Thomas P. Benton (the artist's son)
Private Collection, New York, 1980
Acquired by the present owner, 1991

Exhibited

New York, Associated American Artists
Kansas City, Missouri, The Nelson-Atkins Museum of Art; Detroit, Michigan, Detroit Institute of Arts; New York, Whitney Museum of American Art; Los Angeles, California, Los Angeles County Museum of Art, Thomas Hart Benton: An American Original, April 1989-June 1990, p. 300, illustrated in color

Literature

Thomas Hart Benton, Vineyard Gazette, Martha's Vineyard, Massachusetts, 1946
Thomas Hart Benton, "The Dog with a Smile, Takes His Last Trip with the Tom Bentons," The Kansas City Times, August 28, 1946, p. vi, illustrated
Thomas Hart Benton, "An American in Art: A Professional and Technical Autobiography," Kansas Quarterly, Spring 1969, p. 111, illustrated
Matthew Baigell, Thomas Hart Benton, New York, 1974, p. 158, illustrated pl. 112

Catalogue Note

The present work depicts the artist’s son T.P. Benton and his beloved dog, Jake. T.P. was eight years old when his mother, Rita, found Jake on a farm west of Kansas City, Missouri. The Bentons adopted him as their family pet and he became particularly devoted to T.P. When Jake died in 1946 Thomas Hart Benton wrote an obituary for the dog, which appeared in the Vineyard Gazette and The Kansas City Times. In one passage Benton recalls an event which illustrates Jake’s special affection for T.P.: “After three years had passed Rita took T.P. to Italy to visit her mother. This was a sad time for Jake. Up to now he’s given me little attention. Rita fed him and T.P. played with him. Of what use I might be he had little need to consider. I was just there, good enough to shake hands with occasionally but not important. Now, however, he clung to me and I took him with me on a long roundabout tour of the South which ended, after seven weeks, at the docks in New York were we met the boat returning his real master and mistress.

"There was a high rail fence between the passageway for debarking passengers and the people who had come to meet them. I stood by this fence trying to catch a glimpse of Rita and T.P. in the crowd of voyagers. But Jake beat me to it. The chain leash in my hand twisted suddenly and before I knew it Jake’s full grown seventy pounds of muscle and tawny hair was soaring over the fence.

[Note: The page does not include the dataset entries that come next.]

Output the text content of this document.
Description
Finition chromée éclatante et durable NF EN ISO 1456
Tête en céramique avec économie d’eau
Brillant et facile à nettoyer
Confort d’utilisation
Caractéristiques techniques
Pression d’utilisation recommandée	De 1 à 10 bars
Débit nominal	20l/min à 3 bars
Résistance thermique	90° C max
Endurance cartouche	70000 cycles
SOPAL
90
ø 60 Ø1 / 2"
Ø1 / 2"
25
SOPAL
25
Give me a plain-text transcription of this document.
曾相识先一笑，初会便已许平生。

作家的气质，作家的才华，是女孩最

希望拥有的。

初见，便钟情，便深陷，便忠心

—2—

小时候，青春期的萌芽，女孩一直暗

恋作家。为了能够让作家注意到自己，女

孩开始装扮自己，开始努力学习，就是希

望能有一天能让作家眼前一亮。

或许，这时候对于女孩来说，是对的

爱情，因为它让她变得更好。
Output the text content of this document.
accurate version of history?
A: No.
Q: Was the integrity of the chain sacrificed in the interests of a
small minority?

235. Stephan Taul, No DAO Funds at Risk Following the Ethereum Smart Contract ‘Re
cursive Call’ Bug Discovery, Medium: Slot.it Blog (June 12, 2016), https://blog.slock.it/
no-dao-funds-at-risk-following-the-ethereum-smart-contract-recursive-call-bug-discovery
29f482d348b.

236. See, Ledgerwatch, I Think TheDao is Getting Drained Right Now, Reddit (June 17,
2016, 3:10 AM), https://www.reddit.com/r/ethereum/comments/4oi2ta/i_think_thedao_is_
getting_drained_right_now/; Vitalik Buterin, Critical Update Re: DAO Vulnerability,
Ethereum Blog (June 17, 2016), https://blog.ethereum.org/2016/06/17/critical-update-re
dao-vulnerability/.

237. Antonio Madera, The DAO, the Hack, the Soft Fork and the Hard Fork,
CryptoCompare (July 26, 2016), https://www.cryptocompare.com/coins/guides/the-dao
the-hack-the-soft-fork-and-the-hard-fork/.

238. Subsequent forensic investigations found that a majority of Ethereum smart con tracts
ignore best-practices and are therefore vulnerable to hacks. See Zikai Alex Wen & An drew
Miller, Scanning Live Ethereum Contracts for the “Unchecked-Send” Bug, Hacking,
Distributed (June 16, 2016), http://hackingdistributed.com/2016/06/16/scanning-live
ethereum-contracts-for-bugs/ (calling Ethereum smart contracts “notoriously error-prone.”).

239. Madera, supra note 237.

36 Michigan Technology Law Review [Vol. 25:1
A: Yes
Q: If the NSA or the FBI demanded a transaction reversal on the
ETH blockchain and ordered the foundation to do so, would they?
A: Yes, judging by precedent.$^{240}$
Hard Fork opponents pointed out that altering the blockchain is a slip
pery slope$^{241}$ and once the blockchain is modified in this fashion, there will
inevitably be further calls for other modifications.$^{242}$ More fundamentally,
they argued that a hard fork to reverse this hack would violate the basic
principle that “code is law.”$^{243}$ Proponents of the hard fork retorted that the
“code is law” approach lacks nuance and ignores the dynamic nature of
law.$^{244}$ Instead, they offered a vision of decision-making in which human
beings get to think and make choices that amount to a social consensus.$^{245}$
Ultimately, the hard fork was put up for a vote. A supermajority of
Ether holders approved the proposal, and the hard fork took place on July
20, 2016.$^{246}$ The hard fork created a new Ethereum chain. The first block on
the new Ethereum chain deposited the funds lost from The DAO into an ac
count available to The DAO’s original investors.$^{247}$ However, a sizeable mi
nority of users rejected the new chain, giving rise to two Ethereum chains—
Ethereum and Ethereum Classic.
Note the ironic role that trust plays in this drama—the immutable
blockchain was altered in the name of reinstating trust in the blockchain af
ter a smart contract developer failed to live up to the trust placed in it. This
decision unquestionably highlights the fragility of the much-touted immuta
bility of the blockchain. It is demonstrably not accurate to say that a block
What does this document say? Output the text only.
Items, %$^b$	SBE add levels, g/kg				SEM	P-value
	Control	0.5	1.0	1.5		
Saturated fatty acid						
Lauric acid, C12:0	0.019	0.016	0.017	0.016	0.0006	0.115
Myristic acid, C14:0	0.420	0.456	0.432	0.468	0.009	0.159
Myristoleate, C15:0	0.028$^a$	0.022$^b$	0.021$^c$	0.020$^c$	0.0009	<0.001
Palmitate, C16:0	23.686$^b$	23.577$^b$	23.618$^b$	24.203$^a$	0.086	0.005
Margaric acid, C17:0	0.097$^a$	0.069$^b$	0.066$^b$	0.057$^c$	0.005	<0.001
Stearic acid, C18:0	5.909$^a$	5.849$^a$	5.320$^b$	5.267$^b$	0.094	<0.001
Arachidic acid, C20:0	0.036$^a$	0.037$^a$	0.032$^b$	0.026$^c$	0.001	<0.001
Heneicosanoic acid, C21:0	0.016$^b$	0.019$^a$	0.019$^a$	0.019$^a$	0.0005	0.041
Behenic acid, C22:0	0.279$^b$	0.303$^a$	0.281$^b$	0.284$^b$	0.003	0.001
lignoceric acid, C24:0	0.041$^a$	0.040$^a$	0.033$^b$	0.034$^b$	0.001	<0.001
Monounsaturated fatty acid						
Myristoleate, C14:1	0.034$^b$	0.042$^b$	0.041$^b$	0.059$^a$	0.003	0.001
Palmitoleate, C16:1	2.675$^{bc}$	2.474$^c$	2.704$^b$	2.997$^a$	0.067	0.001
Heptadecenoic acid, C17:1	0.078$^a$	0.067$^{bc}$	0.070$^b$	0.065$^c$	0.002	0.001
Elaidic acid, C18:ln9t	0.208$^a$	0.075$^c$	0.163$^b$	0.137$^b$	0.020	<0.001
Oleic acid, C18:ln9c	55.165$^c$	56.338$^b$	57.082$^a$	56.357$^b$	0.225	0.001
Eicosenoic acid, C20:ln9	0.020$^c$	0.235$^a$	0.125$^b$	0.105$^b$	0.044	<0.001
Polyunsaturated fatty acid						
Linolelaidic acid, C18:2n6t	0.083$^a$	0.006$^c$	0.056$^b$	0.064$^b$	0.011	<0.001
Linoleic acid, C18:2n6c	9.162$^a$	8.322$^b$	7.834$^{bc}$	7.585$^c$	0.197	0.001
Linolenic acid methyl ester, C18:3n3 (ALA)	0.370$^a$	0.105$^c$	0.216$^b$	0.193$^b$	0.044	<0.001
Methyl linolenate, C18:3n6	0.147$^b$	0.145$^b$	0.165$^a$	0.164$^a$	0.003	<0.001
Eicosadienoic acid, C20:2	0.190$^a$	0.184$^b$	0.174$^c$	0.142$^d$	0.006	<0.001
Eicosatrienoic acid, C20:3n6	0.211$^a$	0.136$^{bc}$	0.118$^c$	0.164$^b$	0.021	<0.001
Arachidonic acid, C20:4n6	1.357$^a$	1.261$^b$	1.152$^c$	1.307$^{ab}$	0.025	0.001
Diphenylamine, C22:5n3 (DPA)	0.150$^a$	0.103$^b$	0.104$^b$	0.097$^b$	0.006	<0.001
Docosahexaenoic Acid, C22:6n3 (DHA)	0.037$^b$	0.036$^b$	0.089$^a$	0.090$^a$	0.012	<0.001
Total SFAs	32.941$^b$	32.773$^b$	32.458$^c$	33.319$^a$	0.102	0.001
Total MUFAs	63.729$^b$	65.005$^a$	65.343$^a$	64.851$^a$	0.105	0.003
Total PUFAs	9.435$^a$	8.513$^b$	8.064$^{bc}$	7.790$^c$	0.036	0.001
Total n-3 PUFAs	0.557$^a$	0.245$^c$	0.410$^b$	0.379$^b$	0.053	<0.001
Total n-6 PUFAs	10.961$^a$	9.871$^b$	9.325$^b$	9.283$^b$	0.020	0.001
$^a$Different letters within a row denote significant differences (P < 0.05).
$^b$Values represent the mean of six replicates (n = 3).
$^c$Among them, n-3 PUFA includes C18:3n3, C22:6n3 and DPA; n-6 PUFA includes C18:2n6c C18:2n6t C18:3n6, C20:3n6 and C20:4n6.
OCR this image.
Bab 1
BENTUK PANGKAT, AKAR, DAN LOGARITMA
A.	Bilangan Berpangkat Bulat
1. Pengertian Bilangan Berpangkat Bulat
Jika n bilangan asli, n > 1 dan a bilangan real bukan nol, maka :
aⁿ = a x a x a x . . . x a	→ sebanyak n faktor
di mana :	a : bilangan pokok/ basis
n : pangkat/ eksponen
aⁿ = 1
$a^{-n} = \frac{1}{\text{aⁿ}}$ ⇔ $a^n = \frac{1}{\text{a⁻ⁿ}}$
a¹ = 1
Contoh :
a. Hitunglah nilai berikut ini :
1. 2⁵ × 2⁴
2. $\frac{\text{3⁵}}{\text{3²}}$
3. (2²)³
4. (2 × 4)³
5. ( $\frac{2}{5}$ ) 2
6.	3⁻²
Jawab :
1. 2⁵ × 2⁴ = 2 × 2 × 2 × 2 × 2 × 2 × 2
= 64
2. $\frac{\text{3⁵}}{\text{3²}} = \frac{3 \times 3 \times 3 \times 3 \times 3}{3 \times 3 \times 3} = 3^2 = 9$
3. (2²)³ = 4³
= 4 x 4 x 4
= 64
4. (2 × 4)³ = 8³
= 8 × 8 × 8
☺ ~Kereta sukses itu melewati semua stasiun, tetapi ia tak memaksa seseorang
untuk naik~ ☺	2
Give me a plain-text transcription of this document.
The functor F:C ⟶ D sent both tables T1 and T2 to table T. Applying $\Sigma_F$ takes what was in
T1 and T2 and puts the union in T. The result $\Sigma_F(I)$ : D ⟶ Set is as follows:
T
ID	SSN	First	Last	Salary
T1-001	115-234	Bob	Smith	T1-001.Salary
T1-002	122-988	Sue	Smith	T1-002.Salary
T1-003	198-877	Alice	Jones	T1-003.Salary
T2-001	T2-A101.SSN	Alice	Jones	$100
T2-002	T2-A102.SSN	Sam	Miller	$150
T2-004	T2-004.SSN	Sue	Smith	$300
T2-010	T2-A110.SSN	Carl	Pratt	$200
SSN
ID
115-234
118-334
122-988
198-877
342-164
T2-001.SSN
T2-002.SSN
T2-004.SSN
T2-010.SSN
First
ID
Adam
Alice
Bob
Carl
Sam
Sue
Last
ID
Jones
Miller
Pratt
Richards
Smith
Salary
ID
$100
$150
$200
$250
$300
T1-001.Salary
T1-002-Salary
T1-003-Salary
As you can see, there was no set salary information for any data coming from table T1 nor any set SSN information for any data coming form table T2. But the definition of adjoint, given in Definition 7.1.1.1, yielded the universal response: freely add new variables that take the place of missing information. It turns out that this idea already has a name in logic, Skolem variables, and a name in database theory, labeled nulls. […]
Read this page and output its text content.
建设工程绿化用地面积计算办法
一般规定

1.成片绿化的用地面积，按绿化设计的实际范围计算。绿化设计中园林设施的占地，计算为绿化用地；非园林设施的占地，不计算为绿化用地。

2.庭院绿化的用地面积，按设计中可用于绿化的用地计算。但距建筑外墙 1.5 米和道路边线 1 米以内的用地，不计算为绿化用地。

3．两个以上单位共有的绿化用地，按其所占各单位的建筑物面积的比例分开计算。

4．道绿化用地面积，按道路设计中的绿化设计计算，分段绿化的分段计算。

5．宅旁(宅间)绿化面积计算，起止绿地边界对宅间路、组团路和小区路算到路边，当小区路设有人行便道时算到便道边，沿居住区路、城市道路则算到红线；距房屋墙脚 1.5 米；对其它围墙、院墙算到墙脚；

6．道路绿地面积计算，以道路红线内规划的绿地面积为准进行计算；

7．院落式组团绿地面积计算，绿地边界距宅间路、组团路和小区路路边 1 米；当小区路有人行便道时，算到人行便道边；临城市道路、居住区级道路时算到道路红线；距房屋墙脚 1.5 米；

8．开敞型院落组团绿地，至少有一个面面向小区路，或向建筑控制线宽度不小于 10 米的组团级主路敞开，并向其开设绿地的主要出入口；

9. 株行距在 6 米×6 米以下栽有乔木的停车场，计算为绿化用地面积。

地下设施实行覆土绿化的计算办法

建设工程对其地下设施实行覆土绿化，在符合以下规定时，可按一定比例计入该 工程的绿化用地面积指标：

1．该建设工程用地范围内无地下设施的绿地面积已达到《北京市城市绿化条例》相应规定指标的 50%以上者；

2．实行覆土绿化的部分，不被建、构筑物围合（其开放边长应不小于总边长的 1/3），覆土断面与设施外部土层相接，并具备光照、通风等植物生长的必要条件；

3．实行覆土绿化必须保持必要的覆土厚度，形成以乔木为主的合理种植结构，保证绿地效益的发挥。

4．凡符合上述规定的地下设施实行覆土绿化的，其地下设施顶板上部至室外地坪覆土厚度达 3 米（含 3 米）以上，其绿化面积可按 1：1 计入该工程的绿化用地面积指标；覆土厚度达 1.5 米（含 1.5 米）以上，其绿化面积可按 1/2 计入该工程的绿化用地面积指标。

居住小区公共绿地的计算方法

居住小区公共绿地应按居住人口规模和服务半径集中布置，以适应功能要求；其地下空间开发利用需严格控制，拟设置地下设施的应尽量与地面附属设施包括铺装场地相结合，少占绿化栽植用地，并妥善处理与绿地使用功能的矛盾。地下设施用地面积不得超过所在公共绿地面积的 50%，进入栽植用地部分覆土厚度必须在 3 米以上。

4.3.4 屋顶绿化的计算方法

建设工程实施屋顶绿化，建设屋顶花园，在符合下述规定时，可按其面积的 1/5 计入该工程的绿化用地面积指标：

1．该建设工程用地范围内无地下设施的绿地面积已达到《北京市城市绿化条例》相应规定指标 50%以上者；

“No one who saw the meeting of the boy and dog could ever forget it. The travelers and those who met them stood aside to watch the play of Jake’s ecstasy. They forgot their own emotions in this more intense one of a devoted animal. His yaps of joy sailed up over the arching girders to the high roofs of the dock and came back to pierce your heart. This was the high point of life and those who saw recognized it” (The Kansas City Times, p. vi).